Rosie O’Donnell’s unexpected friendship with convicted murderer Lyle Menendez is still going strong.
“The View” alum exclusively tells Page Six they still chat “about two or three times a week” as he and his brother, Erik Menendez, continue to serve out their life sentences for murdering their parents in 1989.
O’Donnell first began speaking to Menendez in 2022 after watching a documentary about the siblings.
Their case has come under renewed scrutiny following a Netflix documentary alleging that the brothers had been sexually abused by their father for years.
O’Donnell, 63, is hopeful that they will be released soon.
“I’m sure of it in my mind,” she tells us. “I have to be.”
She adds, “I think it’s the only way that you can love and care for someone who’s serving life without parole, is to have endless hope and believe in their ability to get out of this really inhumane sentence.”
During one of O’Donnell’s visits with Lyle, she noticed many prisoners sitting with golden retriever dogs.

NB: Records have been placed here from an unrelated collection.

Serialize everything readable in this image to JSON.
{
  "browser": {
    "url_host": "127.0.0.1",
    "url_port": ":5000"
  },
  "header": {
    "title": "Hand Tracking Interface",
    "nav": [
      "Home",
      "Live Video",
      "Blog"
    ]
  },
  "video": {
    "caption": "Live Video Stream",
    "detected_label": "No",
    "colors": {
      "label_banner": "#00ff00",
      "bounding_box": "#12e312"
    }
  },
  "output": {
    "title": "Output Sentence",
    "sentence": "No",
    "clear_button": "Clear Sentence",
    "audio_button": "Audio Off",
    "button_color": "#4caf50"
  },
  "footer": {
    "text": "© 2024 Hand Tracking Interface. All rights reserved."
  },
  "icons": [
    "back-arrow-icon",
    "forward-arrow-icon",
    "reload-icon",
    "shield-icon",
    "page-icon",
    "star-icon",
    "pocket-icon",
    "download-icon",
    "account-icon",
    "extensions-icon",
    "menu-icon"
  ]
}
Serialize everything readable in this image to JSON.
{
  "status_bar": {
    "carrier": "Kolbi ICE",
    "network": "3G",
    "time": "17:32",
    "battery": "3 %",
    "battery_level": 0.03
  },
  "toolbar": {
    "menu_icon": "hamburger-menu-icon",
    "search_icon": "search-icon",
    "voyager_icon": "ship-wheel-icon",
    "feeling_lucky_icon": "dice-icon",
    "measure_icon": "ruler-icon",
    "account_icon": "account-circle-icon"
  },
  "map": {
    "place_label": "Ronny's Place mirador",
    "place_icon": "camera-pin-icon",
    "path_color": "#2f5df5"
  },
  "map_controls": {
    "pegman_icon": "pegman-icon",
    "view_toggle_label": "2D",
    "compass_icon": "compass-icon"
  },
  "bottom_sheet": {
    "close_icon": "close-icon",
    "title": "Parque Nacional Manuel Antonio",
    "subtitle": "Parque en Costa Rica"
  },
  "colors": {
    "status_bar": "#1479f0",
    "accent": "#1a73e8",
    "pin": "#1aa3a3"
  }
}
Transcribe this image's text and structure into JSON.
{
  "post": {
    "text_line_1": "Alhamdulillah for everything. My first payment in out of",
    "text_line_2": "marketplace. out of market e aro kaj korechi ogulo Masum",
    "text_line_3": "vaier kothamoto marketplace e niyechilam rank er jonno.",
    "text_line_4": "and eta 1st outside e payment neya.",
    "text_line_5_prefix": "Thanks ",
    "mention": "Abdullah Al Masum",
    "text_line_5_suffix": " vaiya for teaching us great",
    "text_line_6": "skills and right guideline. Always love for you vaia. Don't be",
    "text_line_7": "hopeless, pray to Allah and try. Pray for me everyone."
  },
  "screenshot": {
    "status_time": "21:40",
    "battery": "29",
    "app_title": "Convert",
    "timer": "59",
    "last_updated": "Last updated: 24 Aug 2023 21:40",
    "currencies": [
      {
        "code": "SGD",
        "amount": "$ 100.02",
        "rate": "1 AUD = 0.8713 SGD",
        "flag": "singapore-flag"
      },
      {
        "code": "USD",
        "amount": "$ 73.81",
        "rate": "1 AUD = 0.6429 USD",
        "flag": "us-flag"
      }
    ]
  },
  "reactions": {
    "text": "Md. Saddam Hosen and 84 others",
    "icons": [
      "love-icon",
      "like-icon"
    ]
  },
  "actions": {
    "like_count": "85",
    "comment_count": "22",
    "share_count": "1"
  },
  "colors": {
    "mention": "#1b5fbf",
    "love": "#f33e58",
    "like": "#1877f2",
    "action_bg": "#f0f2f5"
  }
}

Lyle explained that the dogs were being trained by incarcerated men to help children with autism and suggested that O’Donnell get a dog for her youngest child, Clay, who has autism.

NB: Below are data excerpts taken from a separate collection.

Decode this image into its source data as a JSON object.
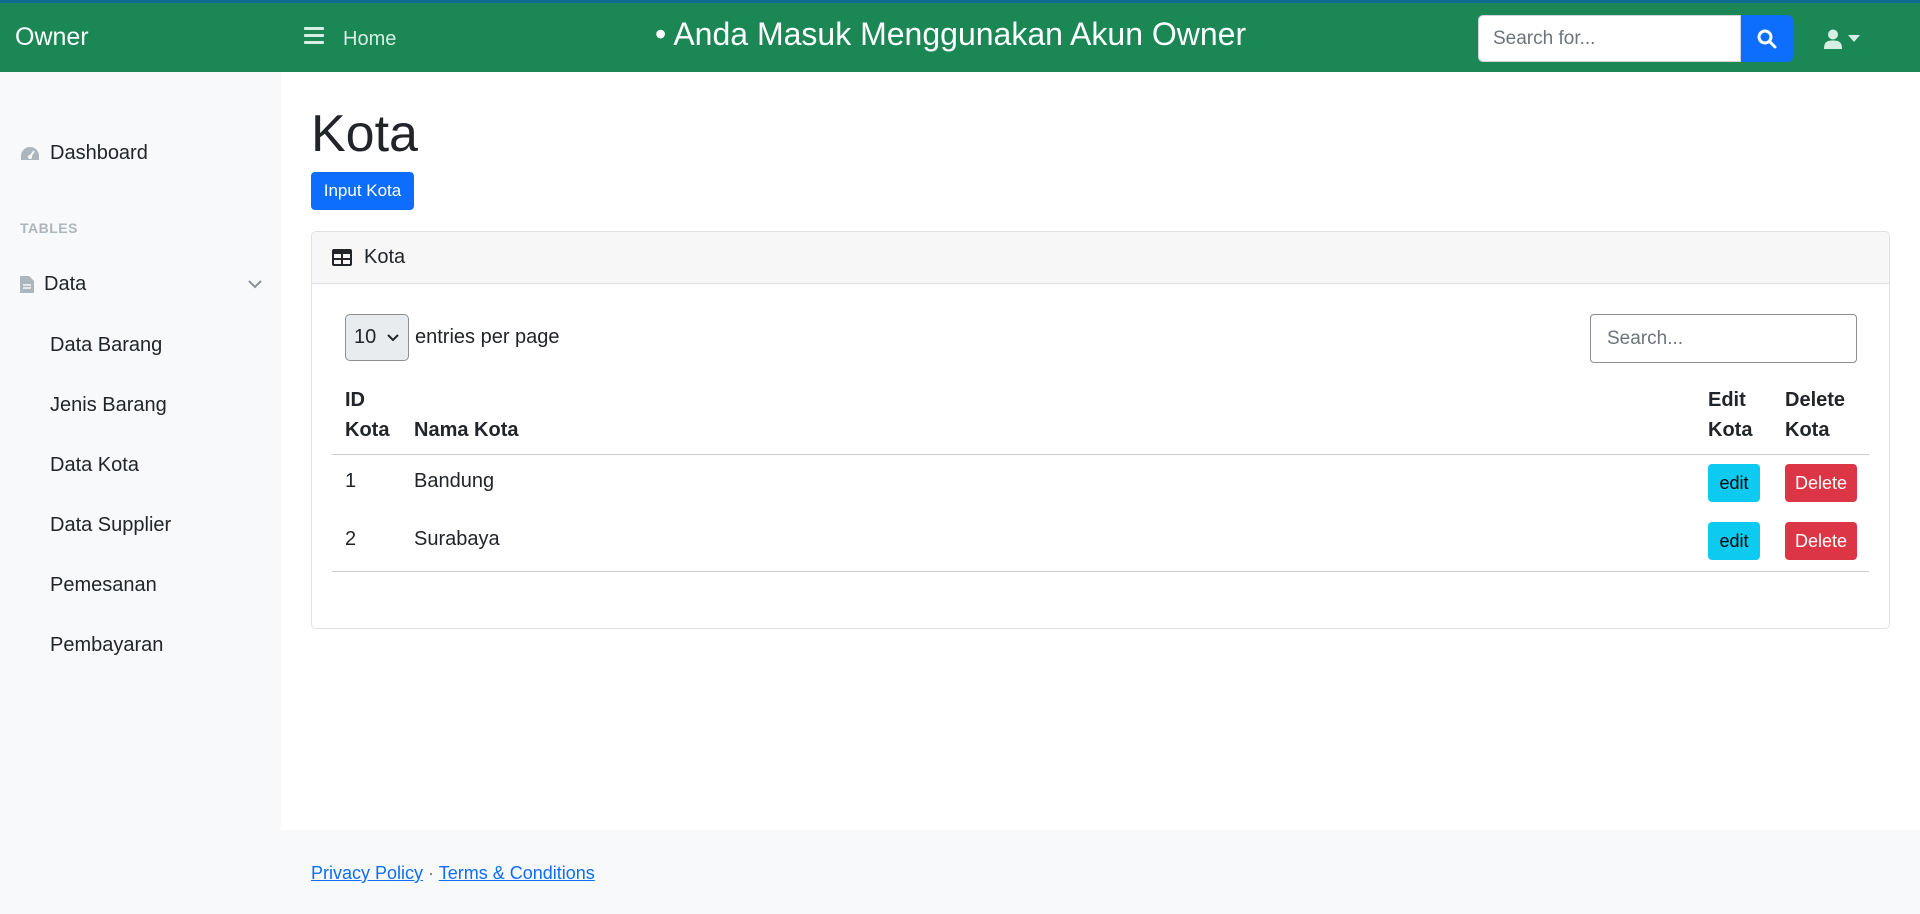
{
  "navbar": {
    "brand": "Owner",
    "home": "Home",
    "welcome": "• Anda Masuk Menggunakan Akun Owner",
    "search_placeholder": "Search for..."
  },
  "sidebar": {
    "dashboard": "Dashboard",
    "heading": "TABLES",
    "data_group": "Data",
    "items": [
      {
        "label": "Data Barang"
      },
      {
        "label": "Jenis Barang"
      },
      {
        "label": "Data Kota"
      },
      {
        "label": "Data Supplier"
      },
      {
        "label": "Pemesanan"
      },
      {
        "label": "Pembayaran"
      }
    ]
  },
  "main": {
    "title": "Kota",
    "input_button": "Input Kota",
    "card_title": "Kota",
    "per_page_value": "10",
    "per_page_label": "entries per page",
    "search_placeholder": "Search...",
    "columns": {
      "id_line1": "ID",
      "id_line2": "Kota",
      "name": "Nama Kota",
      "edit_line1": "Edit",
      "edit_line2": "Kota",
      "delete_line1": "Delete",
      "delete_line2": "Kota"
    },
    "rows": [
      {
        "id": "1",
        "name": "Bandung",
        "edit": "edit",
        "delete": "Delete"
      },
      {
        "id": "2",
        "name": "Surabaya",
        "edit": "edit",
        "delete": "Delete"
      }
    ]
  },
  "footer": {
    "privacy": "Privacy Policy",
    "separator": "·",
    "terms": "Terms & Conditions"
  },
  "colors": {
    "navbar": "#1b8755",
    "primary": "#0d6efd",
    "info": "#0dcaf0",
    "danger": "#dc3545"
  }
}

A year later, Clay, 12, who uses they/them pronouns, was matched with a black Labrador mix named Kuma.
The “Harriet the Spy” star says that the changes in Clay have been nothing short of extraordinary.
“The drawings of people with bloody hands and knives have all stopped,” she shares. “The laughter has come back, the brightness in their eyes, the ability to go out to restaurants, the ability to stay present and not disappear into themselves, usually because Kuma is coming over and nudging them.”

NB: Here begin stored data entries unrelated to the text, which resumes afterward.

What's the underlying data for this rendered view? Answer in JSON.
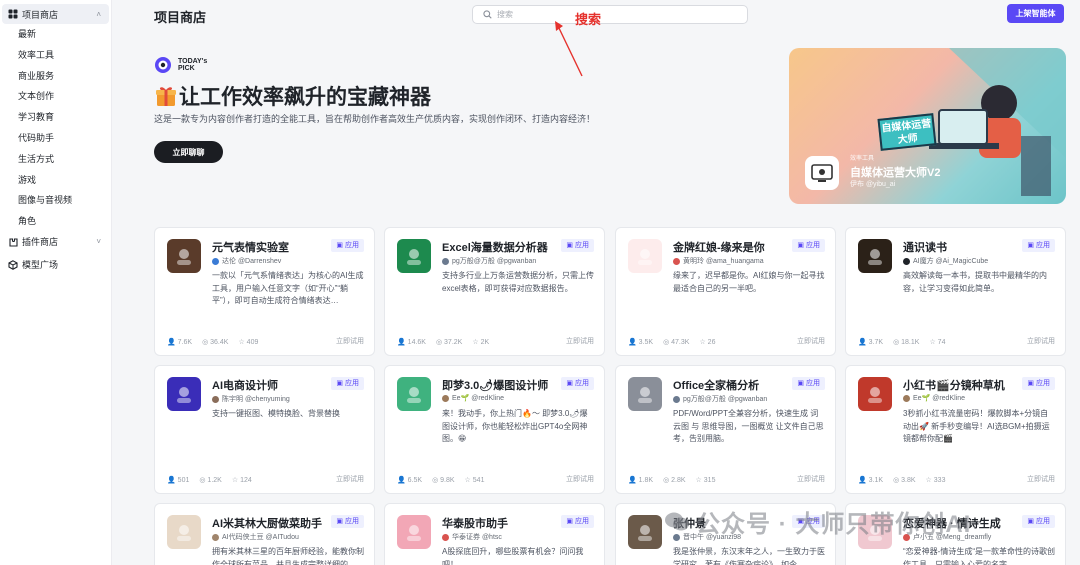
{
  "sidebar": {
    "store_group": "项目商店",
    "store_items": [
      "最新",
      "效率工具",
      "商业服务",
      "文本创作",
      "学习教育",
      "代码助手",
      "生活方式",
      "游戏",
      "图像与音视频",
      "角色"
    ],
    "plugin_group": "插件商店",
    "model_group": "模型广场"
  },
  "header": {
    "title": "项目商店",
    "search_placeholder": "搜索",
    "annotation": "搜索",
    "publish_button": "上架智能体"
  },
  "hero": {
    "logo_text": "TODAY's PICK",
    "title": "让工作效率飙升的宝藏神器",
    "subtitle": "这是一款专为内容创作者打造的全能工具，旨在帮助创作者高效生产优质内容，实现创作闭环、打造内容经济！",
    "button": "立即聊聊",
    "banner": {
      "sign_text": "自媒体运营大师",
      "tag": "效率工具",
      "name": "自媒体运营大师V2",
      "author": "伊布 @yibu_ai"
    }
  },
  "cards": [
    {
      "name": "元气表情实验室",
      "tag": "应用",
      "author": "达伦 @Darrenshev",
      "desc": "一款以「元气系情绪表达」为核心的AI生成工具，用户输入任意文字（如“开心”“躺平”），即可自动生成符合情绪表达…",
      "stats": [
        "7.6K",
        "36.4K",
        "409"
      ],
      "try": "立即试用",
      "thumb_color": "#5a3b2a",
      "thumb_icon": "emoji-avatar-icon",
      "dot": "#3a7bd5"
    },
    {
      "name": "Excel海量数据分析器",
      "tag": "应用",
      "author": "pg万般@万般 @pgwanban",
      "desc": "支持多行业上万条运营数据分析，只需上传excel表格，即可获得对应数据报告。",
      "stats": [
        "14.6K",
        "37.2K",
        "2K"
      ],
      "try": "立即试用",
      "thumb_color": "#1d8a4e",
      "thumb_icon": "spreadsheet-icon",
      "dot": "#6b7a8f"
    },
    {
      "name": "金牌红娘-缘来是你",
      "tag": "应用",
      "author": "黄明玲 @ama_huangama",
      "desc": "缘来了，迟早都是你。AI红娘与你一起寻找最适合自己的另一半吧。",
      "stats": [
        "3.5K",
        "47.3K",
        "26"
      ],
      "try": "立即试用",
      "thumb_color": "#fdecec",
      "thumb_icon": "heart-icon",
      "dot": "#d9534f"
    },
    {
      "name": "通识读书",
      "tag": "应用",
      "author": "AI魔方 @Ai_MagicCube",
      "desc": "高效解读每一本书，提取书中最精华的内容，让学习变得如此简单。",
      "stats": [
        "3.7K",
        "18.1K",
        "74"
      ],
      "try": "立即试用",
      "thumb_color": "#2b2118",
      "thumb_icon": "book-icon",
      "dot": "#1f2329"
    },
    {
      "name": "AI电商设计师",
      "tag": "应用",
      "author": "陈宇明 @chenyuming",
      "desc": "支持一键抠图、模特换脸、背景替换",
      "stats": [
        "501",
        "1.2K",
        "124"
      ],
      "try": "立即试用",
      "thumb_color": "#3a2db8",
      "thumb_icon": "monitor-icon",
      "dot": "#8a6d5a"
    },
    {
      "name": "即梦3.0🌶爆图设计师",
      "tag": "应用",
      "author": "Ee🌱 @redKline",
      "desc": "来！我动手，你上热门🔥～ 即梦3.0🌶爆图设计师，你也能轻松炸出GPT4o全网神图。😁",
      "stats": [
        "6.5K",
        "9.8K",
        "541"
      ],
      "try": "立即试用",
      "thumb_color": "#3fb27f",
      "thumb_icon": "poster-icon",
      "dot": "#9c7a5b"
    },
    {
      "name": "Office全家桶分析",
      "tag": "应用",
      "author": "pg万般@万般 @pgwanban",
      "desc": "PDF/Word/PPT全兼容分析，快速生成 词云图 与 思维导图，一图概览 让文件自己思考，告别用脑。",
      "stats": [
        "1.8K",
        "2.8K",
        "315"
      ],
      "try": "立即试用",
      "thumb_color": "#8a8f99",
      "thumb_icon": "office-icon",
      "dot": "#6b7a8f"
    },
    {
      "name": "小红书🎬分镜种草机",
      "tag": "应用",
      "author": "Ee🌱 @redKline",
      "desc": "3秒抓小红书流量密码！爆款脚本+分镜自动出🚀 新手秒变编导！AI选BGM+拍摄运镜都帮你配🎬",
      "stats": [
        "3.1K",
        "3.8K",
        "333"
      ],
      "try": "立即试用",
      "thumb_color": "#c0392b",
      "thumb_icon": "strawberry-icon",
      "dot": "#9c7a5b"
    },
    {
      "name": "AI米其林大厨做菜助手",
      "tag": "应用",
      "author": "AI代码侠土豆 @AITudou",
      "desc": "拥有米其林三星的百年厨师经验，能教你制作全球所有菜品，并且生成完整详细的…",
      "stats": [],
      "try": "",
      "thumb_color": "#e8d9c8",
      "thumb_icon": "chef-icon",
      "dot": "#a0856c"
    },
    {
      "name": "华泰股市助手",
      "tag": "应用",
      "author": "华泰证券 @htsc",
      "desc": "A股探底回升，哪些股票有机会？问问我吧！",
      "stats": [],
      "try": "",
      "thumb_color": "#f2a7b6",
      "thumb_icon": "avatar-girl-icon",
      "dot": "#d9534f"
    },
    {
      "name": "张仲景",
      "tag": "应用",
      "author": "晋中午 @yuanzi98",
      "desc": "我是张仲景，东汉末年之人，一生致力于医学研究，著有《伤寒杂病论》，如今…",
      "stats": [],
      "try": "",
      "thumb_color": "#6b5a4a",
      "thumb_icon": "portrait-icon",
      "dot": "#6b7a8f"
    },
    {
      "name": "恋爱神器 · 情诗生成",
      "tag": "应用",
      "author": "卢小五 @Meng_dreamfly",
      "desc": "“恋爱神器-情诗生成“是一款革命性的诗歌创作工具，只需输入心爱的名字…",
      "stats": [],
      "try": "",
      "thumb_color": "#f0c8d0",
      "thumb_icon": "love-avatar-icon",
      "dot": "#d9534f"
    }
  ],
  "watermark": "公众号 · 大师只带你创AI"
}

O’Donnell was so impressed by the program, she decided to film a short documentary about it.
O’Donnell, like many in the autism community, is furious with Secretary of the Department of Health and Human Services Robert F. Kennedy Jr.’s recent speech where he alleged that children diagnosed with autism, “will never pay taxes. They’ll never hold a job. They’ll never play baseball. They’ll never write a poem. They’ll never go out on a date.”
“I hope I never have to see him in person because I don’t feel I would be able to contain my disgust,” she says.
“Unleashing Hope: The Power of Service Dogs for Children with Autism” is streaming on Hulu.